Les deux soldats passaient devant Mat, qui supplia leurs pieds de bien vouloir bouger un peu plus vite.

— Grand Maître, dit le type obséquieux, ça risque d’être difficile… Nous savons qu’elle est en route pour Tear, mais nous avons retrouvé à Aringill le navire sur lequel elle naviguait, et toutes les trois n’y étaient plus… Comment savoir si elle a pris un autre bateau ou si elle chevauche vers le sud ? Et la trouver ne sera pas plus aisé lorsqu’elle aura atteint Tear, Grand Maître. Peut-être si vous…

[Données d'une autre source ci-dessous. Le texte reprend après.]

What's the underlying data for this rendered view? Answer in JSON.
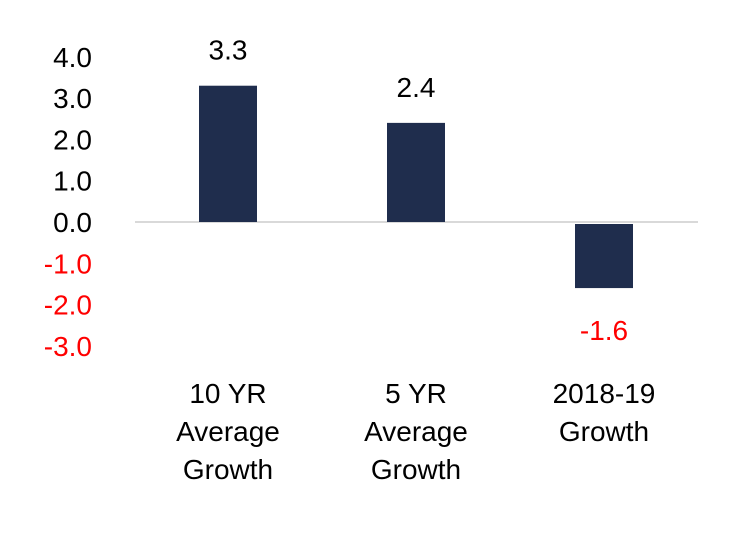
{
  "chart_data": {
    "type": "bar",
    "categories": [
      [
        "10 YR",
        "Average",
        "Growth"
      ],
      [
        "5 YR",
        "Average",
        "Growth"
      ],
      [
        "2018-19",
        "Growth"
      ]
    ],
    "values": [
      3.3,
      2.4,
      -1.6
    ],
    "value_labels": [
      "3.3",
      "2.4",
      "-1.6"
    ],
    "ylim": [
      -3.0,
      4.0
    ],
    "y_ticks": [
      "4.0",
      "3.0",
      "2.0",
      "1.0",
      "0.0",
      "-1.0",
      "-2.0",
      "-3.0"
    ],
    "y_tick_values": [
      4,
      3,
      2,
      1,
      0,
      -1,
      -2,
      -3
    ],
    "title": "",
    "xlabel": "",
    "ylabel": "",
    "grid": false,
    "colors": {
      "bar": "#1f2d4d",
      "positive_text": "#000000",
      "negative_text": "#ff0000",
      "baseline": "#d9d9d9"
    }
  }
}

— N’y a-t-il plus que des imbéciles en ce monde ? Tu crois que je peux aller à Tear sans qu’il le sache ? Je n’ai pas l’intention de l’affronter si tôt. Comar, apporte-moi la tête de cette fille. Les trois têtes de ces femmes, en fait… Sinon, tu me supplieras de placer la tienne sous la hache d’un bourreau !

— Oui, Grand Maître, il en sera fait comme vous le désirez… Bien sûr, bien sûr…

Les soldats passèrent, le regard rivé devant eux. Dès qu’il aperçut leur dos du coin de l’œil, Mat se retourna, sauta pour s’accrocher au rebord de la fenêtre et jeter un coup d’œil à l’intérieur du palais.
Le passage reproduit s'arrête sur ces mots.